Arnold E. DiJoseph, P.C., New York (Arnold E. DiJoseph III of counsel), for respondent.



Order, Supreme Court, Bronx County (Elizabeth A. Taylor, J.), entered October 19, 2021, which denied defendant's motion for summary judgment dismissing the complaint, unanimously reversed, on the law, without costs, and the motion granted. The Clerk is directed to enter judgment accordingly.

Plaintiff alleged that she slipped and fell on a wet condition on the first step down from the fifth-floor landing in a building owned and maintained by defendant. She testified that urine and other liquids on the stairs was an ongoing and recurring condition about which she had complained many times to defendant.
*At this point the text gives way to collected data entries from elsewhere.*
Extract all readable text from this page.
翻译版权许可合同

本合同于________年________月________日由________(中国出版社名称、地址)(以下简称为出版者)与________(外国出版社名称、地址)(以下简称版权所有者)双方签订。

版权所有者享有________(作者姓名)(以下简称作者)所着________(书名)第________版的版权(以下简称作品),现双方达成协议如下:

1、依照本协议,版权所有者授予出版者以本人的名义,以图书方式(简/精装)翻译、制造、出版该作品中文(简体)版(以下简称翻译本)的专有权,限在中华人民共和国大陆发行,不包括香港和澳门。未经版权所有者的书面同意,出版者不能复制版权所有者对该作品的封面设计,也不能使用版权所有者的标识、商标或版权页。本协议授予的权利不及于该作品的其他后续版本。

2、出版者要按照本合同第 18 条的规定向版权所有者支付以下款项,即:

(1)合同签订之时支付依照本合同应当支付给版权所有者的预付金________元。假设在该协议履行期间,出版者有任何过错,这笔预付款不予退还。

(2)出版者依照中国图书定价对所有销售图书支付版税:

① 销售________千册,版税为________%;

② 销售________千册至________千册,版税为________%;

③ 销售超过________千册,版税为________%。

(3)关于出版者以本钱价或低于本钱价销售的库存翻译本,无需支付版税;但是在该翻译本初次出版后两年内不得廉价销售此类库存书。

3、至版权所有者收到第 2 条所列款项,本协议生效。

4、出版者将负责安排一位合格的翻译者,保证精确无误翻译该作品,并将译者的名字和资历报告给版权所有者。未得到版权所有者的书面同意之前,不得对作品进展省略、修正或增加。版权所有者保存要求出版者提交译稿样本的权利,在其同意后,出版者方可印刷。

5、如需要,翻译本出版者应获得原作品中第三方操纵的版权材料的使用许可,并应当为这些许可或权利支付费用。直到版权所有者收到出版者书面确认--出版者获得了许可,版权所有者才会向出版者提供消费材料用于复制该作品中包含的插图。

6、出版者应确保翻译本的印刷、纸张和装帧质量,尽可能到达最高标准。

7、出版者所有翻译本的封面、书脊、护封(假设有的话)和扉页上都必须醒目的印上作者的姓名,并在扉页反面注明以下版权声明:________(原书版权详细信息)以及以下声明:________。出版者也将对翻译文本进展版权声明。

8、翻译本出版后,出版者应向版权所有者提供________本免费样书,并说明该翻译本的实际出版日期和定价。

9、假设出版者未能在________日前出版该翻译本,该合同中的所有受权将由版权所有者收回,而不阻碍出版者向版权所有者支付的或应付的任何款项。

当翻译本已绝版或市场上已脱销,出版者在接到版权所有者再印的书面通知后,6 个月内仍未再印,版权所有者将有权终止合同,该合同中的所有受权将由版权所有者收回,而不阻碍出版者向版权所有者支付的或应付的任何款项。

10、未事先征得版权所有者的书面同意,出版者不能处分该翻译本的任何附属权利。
The court should have granted defendant summary dismissal of the complaint. Defendant demonstrated prima facie that it did not have actual or constructive notice of the dangerous condition by producing evidence of its maintenance activities on the day of the accident, specifically, that the wet condition did not exist when the stairs were cleaned by the porter less than three hours before plaintiff fell (see Ross v Betty G. Reader Revocable Trust, 86 AD3d 419, 421 [1st Dept 2011]), and that there were no complaints about a wet condition on the stairs in the morning prior to her accident (see Rivera v 2160 Realty Co, LLC, 4 NY3d 837, 838-839 [2005]). Defendant was not required to produce a written schedule or log of its cleaning activities; the unrefuted testimony of its porter was sufficient. The porter's testimony also established that there was a reasonable cleaning schedule in place that addressed the alleged ongoing and recurring condition (see DeJesus v New York City Hous. Auth., 53 AD3d 410, 411 [1st Dept 2008], affd 11 NY3d 889 [2008]).

Plaintiff failed to raise an issue of fact concerning who created the wet condition and when (see Rosado v New York City Hous. Auth., 194 AD3d 586, 587 [1st Dept 2021]). Plaintiff presented no evidence that the ongoing and recurring condition was routinely left unaddressed by defendant, nor did she raise a factual issue that defendant's cleaning routine "was manifestly unreasonable so as to require altering it" (Thomas v Sere Hous. Dev. Fund Corp., 175 AD3d 1129, 1129 [1st Dept 2019]).

THIS CONSTITUTES THE DECISION AND ORDER

OF THE SUPREME COURT, APPELLATE DIVISION, FIRST DEPARTMENT.